The development of TFPV devices exploiting Earth abundant materials represents a daunting challenge in terms of the time-to-commercialization. That same development also suggests an enticing opportunity for breakthrough discoveries. A quaternary system such as CIGS requires management of multiple kinetic pathways, thermodynamic phase equilibrium considerations, defect chemistries, and interfacial control. The vast phase-space to be managed includes process parameters, source material choices, compositions, and overall integration schemes. The complexity of the intrinsically-doped, self-compensating, multinary, polycrystalline, queue-time-sensitive, thin-film absorber (CIGS), and its interfaces to up-, and down-stream processing, combined with the lack of knowledge on a device level to address efficiency losses effectively, makes it a highly empirical material system. The performance of any thin-film, (opto-)electronically-active device is extremely sensitive to its interfaces, especially when contacting dissimilar materials where at least one of the materials is a multinary compound semiconductor. Interface engineering for electronically-active devices is highly empirical. Traditional R&D methods are ill-equipped to address such complexity, and the traditionally slow pace of R&D could limit any new material from reaching industrial relevance when having to compete with the incrementally improving performance of already established TFPV fabrication lines, and continuously decreasing panel prices for more traditional cSi PV technologies.

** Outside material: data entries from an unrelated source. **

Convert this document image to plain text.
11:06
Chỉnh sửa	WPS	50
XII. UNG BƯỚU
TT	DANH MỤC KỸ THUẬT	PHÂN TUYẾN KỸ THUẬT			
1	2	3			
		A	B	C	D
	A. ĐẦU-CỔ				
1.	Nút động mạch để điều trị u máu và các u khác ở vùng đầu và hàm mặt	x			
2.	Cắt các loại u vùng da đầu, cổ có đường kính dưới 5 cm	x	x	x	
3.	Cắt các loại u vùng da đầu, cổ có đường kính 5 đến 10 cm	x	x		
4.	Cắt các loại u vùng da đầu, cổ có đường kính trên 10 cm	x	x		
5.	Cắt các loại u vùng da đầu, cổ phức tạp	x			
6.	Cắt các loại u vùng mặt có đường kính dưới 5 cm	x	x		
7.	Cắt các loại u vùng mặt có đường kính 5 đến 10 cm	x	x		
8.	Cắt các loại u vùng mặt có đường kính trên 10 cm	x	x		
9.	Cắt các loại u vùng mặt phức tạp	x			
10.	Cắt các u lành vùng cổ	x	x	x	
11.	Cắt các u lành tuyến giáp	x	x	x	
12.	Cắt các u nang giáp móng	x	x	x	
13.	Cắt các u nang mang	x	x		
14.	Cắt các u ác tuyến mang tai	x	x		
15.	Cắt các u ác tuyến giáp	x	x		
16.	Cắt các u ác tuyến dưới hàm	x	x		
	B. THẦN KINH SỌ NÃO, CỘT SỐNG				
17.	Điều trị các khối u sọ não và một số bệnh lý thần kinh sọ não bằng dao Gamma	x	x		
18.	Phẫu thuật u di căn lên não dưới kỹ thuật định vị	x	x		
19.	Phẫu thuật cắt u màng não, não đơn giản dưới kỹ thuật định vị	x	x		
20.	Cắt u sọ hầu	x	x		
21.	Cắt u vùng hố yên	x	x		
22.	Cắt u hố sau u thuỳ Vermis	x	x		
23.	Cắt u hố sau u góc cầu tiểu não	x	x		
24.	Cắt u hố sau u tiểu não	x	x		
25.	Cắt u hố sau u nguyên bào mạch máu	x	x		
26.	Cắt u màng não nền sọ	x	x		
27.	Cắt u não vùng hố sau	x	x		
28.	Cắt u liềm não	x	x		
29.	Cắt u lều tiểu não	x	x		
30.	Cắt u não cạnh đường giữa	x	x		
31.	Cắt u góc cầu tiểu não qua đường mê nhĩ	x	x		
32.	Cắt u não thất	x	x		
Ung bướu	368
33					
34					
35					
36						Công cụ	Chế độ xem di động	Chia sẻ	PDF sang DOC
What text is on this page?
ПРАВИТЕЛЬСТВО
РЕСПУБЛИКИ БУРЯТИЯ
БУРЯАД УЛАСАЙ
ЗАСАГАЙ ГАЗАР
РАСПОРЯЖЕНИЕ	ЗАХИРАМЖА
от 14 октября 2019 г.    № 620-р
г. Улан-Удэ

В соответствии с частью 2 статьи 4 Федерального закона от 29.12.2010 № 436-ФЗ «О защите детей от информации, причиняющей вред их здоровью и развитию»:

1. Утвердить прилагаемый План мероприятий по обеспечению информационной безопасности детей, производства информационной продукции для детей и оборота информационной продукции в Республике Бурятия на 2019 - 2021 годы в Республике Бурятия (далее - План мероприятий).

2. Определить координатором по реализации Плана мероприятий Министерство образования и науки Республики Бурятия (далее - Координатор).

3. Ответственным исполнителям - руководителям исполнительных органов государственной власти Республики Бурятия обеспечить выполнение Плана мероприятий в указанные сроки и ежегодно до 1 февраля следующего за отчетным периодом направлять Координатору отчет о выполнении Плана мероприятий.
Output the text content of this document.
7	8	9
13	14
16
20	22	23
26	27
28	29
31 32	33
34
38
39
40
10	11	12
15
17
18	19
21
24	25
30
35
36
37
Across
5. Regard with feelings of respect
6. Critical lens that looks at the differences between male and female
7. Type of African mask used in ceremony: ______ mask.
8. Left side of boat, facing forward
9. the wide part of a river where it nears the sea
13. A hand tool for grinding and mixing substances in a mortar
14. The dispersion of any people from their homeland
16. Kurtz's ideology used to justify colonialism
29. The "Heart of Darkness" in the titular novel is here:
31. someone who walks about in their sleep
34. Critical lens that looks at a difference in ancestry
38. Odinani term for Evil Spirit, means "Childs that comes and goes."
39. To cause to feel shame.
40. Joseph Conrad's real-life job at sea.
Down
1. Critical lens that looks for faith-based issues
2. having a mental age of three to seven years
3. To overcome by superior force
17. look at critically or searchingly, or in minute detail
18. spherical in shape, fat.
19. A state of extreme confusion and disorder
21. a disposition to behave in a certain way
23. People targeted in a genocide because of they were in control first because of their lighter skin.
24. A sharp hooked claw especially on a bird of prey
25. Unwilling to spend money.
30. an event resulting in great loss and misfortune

Due to the complexity of the material, cell structure, and manufacturing process, both a complete fundamental scientific understanding and large scale manufacturability are yet to be realized for TFPV devices. As the photovoltaic industry pushes to achieve grid parity, much faster and broader investigation is needed to explore the material, device, and process windows for higher efficiency and a lower cost of manufacturing process. Efficient methods for forming different types of TFPV devices that can be evaluated are necessary.